Mendukung profesionalisasi PMF

Untuk melembagakan PMF yang terbelakang, Irak perlu menunjuk seorang kepala staf dengan pengalaman militer formal. Komando senior ini dan lainnya secara nominal dicadangkan untuk staf lulusan perguruan tinggi, meskipun undang-undang Irak mengizinkan perdana menteri untuk membuat pengecualian. Selain itu, JOC harus menyetujui semua penunjukan di atas brigadir jenderal, dan parlemen harus meratifikasi mereka yang berpangkat mayor jenderal ke atas (atau setara sipil). Mekanisme ini menawarkan banyak peluang bagi kepemimpinan Irak untuk memeriksa calon kepala staf dan sekretaris jenderal PMF berikutnya dengan hati-hati. Bagdad harus didorong untuk tidak terburu-buru dalam penunjukan mana pun, tetapi untuk meninggalkan mereka sebagai posisi pelaksana di bawah perdana menteri yang diberdayakan penuh, JOC, dan presiden komite PMF—sebuah posisi yang harus segera disahkan, tidak seperti yang lain.

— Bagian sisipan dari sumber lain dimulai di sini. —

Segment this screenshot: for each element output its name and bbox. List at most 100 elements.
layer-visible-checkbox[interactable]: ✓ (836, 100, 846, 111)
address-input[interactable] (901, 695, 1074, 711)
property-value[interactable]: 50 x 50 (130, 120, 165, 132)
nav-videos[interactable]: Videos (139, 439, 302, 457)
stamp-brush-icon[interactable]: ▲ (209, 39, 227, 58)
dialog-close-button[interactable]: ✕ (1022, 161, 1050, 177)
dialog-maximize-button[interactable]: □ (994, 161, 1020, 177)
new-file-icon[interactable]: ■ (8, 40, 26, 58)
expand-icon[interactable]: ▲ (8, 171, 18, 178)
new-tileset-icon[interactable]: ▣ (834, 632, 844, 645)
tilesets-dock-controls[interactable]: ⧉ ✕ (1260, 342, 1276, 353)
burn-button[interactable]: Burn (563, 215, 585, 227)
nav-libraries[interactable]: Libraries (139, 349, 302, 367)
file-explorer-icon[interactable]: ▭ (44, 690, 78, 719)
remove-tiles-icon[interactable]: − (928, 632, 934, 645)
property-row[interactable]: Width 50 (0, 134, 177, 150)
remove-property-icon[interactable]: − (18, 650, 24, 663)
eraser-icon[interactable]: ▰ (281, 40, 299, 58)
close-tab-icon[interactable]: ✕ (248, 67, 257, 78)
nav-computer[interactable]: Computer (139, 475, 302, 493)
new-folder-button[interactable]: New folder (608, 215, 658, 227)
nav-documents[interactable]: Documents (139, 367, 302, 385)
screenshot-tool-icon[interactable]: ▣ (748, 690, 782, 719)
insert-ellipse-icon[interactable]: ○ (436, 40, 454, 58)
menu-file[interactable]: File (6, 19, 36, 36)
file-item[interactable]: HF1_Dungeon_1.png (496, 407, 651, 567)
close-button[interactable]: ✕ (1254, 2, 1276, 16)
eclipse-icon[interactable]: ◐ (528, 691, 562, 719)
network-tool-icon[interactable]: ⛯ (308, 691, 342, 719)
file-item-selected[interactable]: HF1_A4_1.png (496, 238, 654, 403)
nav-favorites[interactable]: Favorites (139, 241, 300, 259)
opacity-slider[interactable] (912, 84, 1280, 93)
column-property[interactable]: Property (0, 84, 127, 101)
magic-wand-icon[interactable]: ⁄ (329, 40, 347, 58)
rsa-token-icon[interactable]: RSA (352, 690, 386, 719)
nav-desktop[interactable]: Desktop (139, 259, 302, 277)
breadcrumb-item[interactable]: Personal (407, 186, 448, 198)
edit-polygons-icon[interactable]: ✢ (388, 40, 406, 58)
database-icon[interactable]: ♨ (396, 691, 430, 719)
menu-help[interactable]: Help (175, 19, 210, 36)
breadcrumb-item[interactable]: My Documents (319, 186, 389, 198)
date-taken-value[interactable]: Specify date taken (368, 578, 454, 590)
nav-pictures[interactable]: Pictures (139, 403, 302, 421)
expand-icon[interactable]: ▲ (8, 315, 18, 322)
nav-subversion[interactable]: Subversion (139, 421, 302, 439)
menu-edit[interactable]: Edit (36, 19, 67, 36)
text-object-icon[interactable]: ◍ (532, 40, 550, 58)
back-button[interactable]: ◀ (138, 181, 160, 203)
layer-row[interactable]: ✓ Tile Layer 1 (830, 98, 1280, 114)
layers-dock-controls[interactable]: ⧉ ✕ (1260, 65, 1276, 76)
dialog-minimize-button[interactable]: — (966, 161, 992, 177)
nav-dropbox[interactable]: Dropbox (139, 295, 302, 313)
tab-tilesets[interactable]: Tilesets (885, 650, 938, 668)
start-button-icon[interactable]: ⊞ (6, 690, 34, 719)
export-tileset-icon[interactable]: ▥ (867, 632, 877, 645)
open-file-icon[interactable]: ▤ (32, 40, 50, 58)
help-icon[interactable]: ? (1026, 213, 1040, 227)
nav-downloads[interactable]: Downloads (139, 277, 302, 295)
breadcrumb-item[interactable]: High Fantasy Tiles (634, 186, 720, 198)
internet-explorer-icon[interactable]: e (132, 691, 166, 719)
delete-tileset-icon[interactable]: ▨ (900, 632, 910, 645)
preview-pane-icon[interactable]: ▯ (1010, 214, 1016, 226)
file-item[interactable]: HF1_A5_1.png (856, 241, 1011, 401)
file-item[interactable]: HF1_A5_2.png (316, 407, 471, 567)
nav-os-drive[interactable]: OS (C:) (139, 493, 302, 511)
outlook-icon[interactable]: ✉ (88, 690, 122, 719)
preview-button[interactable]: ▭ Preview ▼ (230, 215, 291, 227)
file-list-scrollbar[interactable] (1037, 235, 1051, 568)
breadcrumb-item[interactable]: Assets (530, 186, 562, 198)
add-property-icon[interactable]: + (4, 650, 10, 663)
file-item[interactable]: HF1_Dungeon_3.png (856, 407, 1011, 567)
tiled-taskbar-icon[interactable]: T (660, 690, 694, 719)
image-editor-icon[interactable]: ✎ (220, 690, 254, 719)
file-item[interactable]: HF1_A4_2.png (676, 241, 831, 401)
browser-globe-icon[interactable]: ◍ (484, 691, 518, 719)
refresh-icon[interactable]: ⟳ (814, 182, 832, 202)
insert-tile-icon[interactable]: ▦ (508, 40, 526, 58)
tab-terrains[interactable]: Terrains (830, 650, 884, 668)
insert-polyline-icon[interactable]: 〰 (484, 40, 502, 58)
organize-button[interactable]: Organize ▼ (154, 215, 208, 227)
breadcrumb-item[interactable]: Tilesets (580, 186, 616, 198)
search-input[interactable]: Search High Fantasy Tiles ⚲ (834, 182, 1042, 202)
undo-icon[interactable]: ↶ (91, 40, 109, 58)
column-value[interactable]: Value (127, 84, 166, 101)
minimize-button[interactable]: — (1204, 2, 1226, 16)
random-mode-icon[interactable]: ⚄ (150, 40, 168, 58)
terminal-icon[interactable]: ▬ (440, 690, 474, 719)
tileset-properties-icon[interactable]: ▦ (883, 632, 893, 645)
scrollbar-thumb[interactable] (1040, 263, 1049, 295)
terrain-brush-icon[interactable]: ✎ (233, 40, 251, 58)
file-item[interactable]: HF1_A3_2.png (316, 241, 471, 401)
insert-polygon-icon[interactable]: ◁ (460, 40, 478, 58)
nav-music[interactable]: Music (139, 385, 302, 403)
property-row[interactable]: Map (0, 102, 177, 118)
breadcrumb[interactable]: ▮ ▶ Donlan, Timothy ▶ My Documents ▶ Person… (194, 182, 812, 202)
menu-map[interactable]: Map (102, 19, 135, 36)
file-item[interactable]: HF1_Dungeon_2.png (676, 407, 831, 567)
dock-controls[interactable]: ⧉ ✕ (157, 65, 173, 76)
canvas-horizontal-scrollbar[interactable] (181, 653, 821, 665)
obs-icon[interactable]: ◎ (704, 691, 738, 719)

Mendorong kesatuan komando

Reformasi yang dimandatkan Irak saat ini meninggalkan serangkaian Komando Operasi PMF yang tidak perlu, menciptakan skenario di mana mereka mungkin masih merusak (atau, paling banter, menduplikasi) Komando Operasi JOC militer yang sudah lama ada. JOC harus membubarkan perintah PMF, sebuah keputusan yang akan membantu perang kontraterorisme, di antara keuntungan-keuntungan lainnya.